The second-gen XiangShan, also known as Nanhu (南湖), is still under development on the master branch with an estimated performance of 20 GHz at a maximum clock frequency of 2 GHz, close to i9–10900K of 11.08/GHz. SiFive announced its P550 with a SEPC2006 score of 8.65/GHz.

Papers & Projects

This CVPR’22 paper Learning to Answer Questions in Dynamic Audio-Visual Scenarios studied Audio-Visual Question Answering (AVQA) task, which aims to answer questions regarding different visual objects, sounds, and their associations in videos. Researchers from Renmin University of China, Beijing Key Laboratory of Big Data Management and Analysis Methods, and University of Rochester introduced a large-scale MUSIC- AVQA dataset, which contains more than 45K question-answer pairs covering 33 different question templates spanning over different modalities and question types. They also developed several baselines and created a spatio-temporal grounded audio-visual network for the AVQA problem. More about this project on GitHub.

Using AI technologies for human motion tracking and capturing promises great potential to lower the threshold and reduce costs. This CVPR’22 paper Spatial-Temporal Parallel Transformer for Arm-Hand Dynamic Estimationproposed to capture arm and hand dynamics simultaneously by leveraging the arm-hand correlations. Researchers from the NetEase Games AI Lab designed a spatial-temporal parallel transformer model to make full use of arm-hand correlation as well as inter-frame information, which enhances the robustness of the prediction.

A recent nature Cortical ensembles orchestrate social competition through hypothalamic outputs discovered how the brain represents social rank and guides behaviour on the basis of this representation. Researchers from Shanghai Jiaotong University and a number of top institutes developed a social competition assay in which mice compete for rewards, as well as a computer vision tool (AlphaTracker) to track multiple, unmarked animals. A hidden Markov model combined with generalized linear models was able to decode social competition behaviour from mPFC ensemble activity. Population dynamics in the mPFC predicted social rank and competitive success.

Rising Startups

Adaps Photonics, a manufacturer of high-performance photoelectric sensor chips, has raised hundreds of millions of yuan in its Series C funding round. Founded in 2018, the Shenzhen-based company develops 3D dToF sensing for mobile phones, lidars and other high-performance depth sensing systems.

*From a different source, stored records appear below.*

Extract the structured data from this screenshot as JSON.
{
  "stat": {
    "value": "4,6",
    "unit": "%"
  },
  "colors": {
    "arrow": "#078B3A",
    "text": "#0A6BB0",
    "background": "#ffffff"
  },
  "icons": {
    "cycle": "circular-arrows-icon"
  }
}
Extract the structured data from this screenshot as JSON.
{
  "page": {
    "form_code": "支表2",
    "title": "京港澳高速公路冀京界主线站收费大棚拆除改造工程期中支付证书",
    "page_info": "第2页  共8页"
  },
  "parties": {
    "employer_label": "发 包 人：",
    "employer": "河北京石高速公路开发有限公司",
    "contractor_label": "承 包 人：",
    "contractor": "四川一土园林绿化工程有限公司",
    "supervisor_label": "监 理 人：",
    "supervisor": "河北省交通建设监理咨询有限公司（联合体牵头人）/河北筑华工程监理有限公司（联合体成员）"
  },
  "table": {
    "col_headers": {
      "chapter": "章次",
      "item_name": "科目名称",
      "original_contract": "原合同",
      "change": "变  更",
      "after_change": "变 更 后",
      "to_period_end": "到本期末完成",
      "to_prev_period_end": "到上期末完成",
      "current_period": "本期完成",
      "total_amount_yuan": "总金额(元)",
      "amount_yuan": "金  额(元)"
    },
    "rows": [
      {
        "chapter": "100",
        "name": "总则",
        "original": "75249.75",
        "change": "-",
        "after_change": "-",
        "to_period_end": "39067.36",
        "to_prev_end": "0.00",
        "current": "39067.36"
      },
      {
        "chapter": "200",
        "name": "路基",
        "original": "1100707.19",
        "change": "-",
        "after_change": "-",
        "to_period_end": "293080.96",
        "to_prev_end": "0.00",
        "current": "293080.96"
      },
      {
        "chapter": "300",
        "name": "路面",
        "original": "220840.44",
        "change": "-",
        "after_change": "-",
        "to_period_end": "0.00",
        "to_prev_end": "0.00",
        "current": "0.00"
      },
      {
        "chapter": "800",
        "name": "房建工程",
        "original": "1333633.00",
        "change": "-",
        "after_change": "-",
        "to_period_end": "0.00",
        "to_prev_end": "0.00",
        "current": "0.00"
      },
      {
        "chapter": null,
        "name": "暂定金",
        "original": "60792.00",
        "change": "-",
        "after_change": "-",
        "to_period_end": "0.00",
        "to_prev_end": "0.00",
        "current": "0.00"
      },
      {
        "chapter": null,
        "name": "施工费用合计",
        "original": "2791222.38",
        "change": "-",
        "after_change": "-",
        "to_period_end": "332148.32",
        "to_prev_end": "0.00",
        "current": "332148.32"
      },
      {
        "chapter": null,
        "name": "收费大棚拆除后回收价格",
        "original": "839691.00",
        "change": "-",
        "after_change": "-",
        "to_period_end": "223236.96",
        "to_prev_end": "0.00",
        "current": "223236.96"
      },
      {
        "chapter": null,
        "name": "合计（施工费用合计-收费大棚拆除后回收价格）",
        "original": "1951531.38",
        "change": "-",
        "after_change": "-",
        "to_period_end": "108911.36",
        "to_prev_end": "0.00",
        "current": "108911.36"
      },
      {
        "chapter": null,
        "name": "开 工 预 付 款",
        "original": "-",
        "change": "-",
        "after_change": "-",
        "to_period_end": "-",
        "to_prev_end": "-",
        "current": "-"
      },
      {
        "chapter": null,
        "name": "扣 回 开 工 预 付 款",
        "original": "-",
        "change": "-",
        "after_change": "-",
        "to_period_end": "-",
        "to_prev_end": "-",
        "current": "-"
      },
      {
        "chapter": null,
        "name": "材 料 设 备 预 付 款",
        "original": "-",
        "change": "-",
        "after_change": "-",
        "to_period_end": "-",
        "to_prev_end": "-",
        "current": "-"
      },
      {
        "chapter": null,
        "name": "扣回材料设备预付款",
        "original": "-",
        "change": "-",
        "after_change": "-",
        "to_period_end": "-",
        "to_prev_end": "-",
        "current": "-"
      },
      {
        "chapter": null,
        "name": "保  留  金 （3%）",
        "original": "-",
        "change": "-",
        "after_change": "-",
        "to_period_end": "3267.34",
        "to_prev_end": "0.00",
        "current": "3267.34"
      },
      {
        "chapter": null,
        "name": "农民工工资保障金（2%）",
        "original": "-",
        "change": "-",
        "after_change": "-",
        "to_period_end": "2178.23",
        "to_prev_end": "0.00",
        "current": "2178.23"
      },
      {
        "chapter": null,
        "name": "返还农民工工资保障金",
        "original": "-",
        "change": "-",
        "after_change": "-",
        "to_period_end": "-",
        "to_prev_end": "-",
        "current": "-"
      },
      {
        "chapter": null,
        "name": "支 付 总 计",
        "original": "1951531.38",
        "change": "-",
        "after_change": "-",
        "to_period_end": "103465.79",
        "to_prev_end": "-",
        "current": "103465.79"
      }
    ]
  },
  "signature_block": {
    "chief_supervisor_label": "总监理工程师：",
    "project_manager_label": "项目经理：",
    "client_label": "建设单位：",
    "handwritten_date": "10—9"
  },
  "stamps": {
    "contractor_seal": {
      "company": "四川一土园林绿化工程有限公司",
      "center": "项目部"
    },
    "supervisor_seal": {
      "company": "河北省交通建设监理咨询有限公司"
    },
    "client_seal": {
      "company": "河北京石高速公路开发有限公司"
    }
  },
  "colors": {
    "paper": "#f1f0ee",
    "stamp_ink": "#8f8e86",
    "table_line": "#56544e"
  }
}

Wuzhi Intelligence, an AI-powered SOAR startup, has raised almost RMB 100 million yuan in its Series Pre-A funding round. SOAR stands for Security Orchestration, Automation, and Response, and allows companies to collect threat-related data from a range of sources and automate the responses to the threat. Founded in 2019, the Shanghai-based company has developed its flagship SOAR product HoneyGuide.